Aim Instruction (verbs). Knowledge Define, prove, differentiate between, explain, identify, name.

Understanding Change, write in your own words, illustrate, translate, interpret, determine the value, arrange, estimate, generalize, make conclusions, infer.

Analysis Apply to, calculate, classify, choose, develop, use, transfer to, rearrange. Synthesis Combine, make deductions, develop, formulate, change, plan, design, make a suggestion, tell, write.

Evaluation Reason, judge, consider, decide, value.

It is once more important to note that cognitive aims imply a question that contains an instruction that is introduced by a specific verb that tells a learner exactly what he must do when answering the question.
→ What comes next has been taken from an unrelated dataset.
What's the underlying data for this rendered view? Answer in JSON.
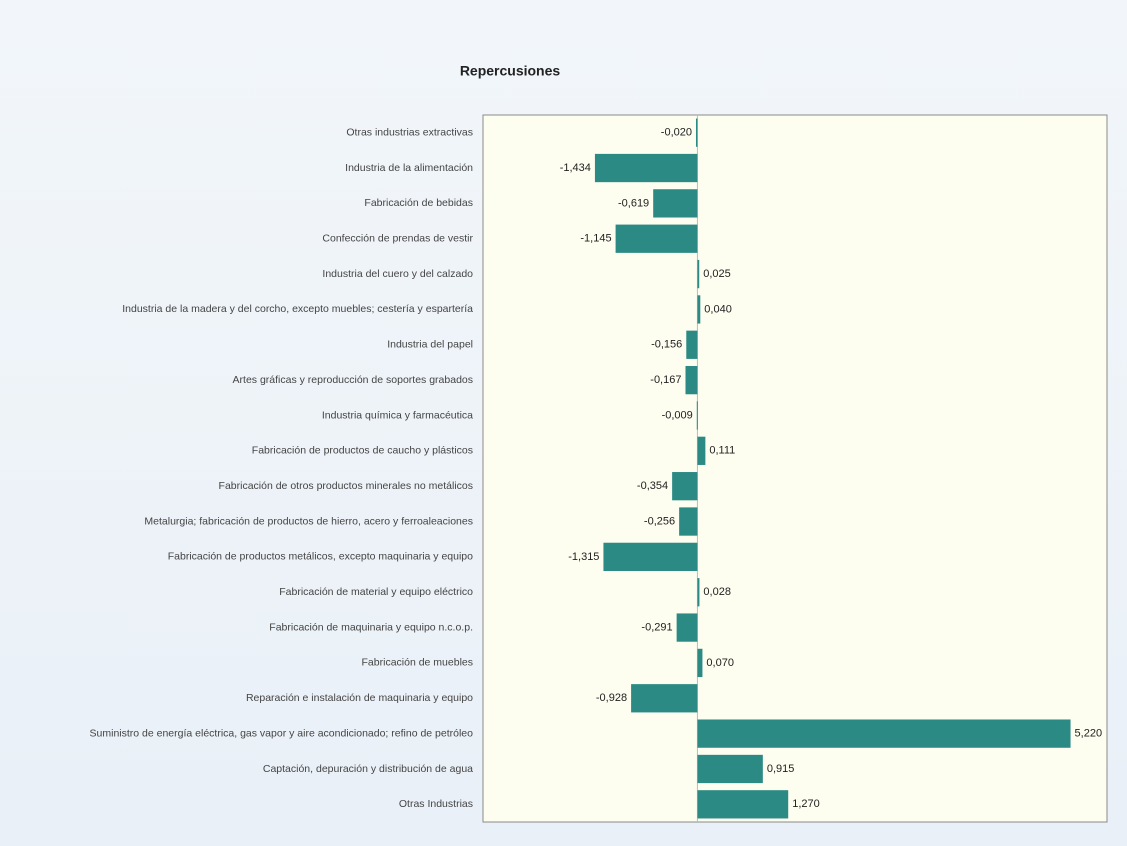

Learners often misread instructions; they decide what they think the question is and simply write down everything they know about the topic. Therefore, teachers must pay attention to examination competences during their teaching. A learner must study how to write a test or examination; how to read the questions; how to interpret the question and how to organize his answer. This does not happen by itself and learners do not simply know these aspects of examinations without receiving careful instruction from teachers. The fact that a learner must be able to recognize and differentiate between these aims is just as important as a teacher’s knowledge of aims. For this reason, teachers should never write ambiguous questions. If he genuinely doubts the correctness of any two answers, the question must be a bad one, because the results of the learner’s answers will be misleading and a teacher will be unable to make valid deductions concerning the quality of his learners’ study or his own teaching.

Affective aims. Affective aims are directed at the quality of the learners’ input.

Because these aspects of achievement cannot always be observed directly, they pose specific problems for the examiner in effectively ordering and in designing authentic criteria for evaluation. Aims such as optimizing the learner’s intention, attitude, appreciation, principles, etc., are difficult to evaluate. One cannot simply award marks for qualities of existence although they are certainly intrinsic aspects of all teaching and learning situations.

One often finds that affective learning aims are coupled to specific contents like poetry, music and art where the accountability of a learner’s appreciation has a great deal to do with the way he has identified with the contents. His answers are often an unfolding of his experiences of the world that he attempts to articulate. His receptivity, the amount of attention he gives to the contents and the ways he makes them his own are, therefore, important aims within the field of teaching [9, 21].

Psychomotor aims. The concept “psychomotor aims” means that the Teacher will assess he directly observable competences of his learners. During the primary phase of schooling, psychomotor aims are to learn to write and read correctly. In the secondary school, a teacher seeks proficiency in the learners’ handling of a musical instrument or a machine such as a lathe or typewriter used in vocational preparation. Therefore, the items in the test are formulated in terms of observable competences. Words like draw construct and indicate initiate the tasks and instructions normally contained within these items.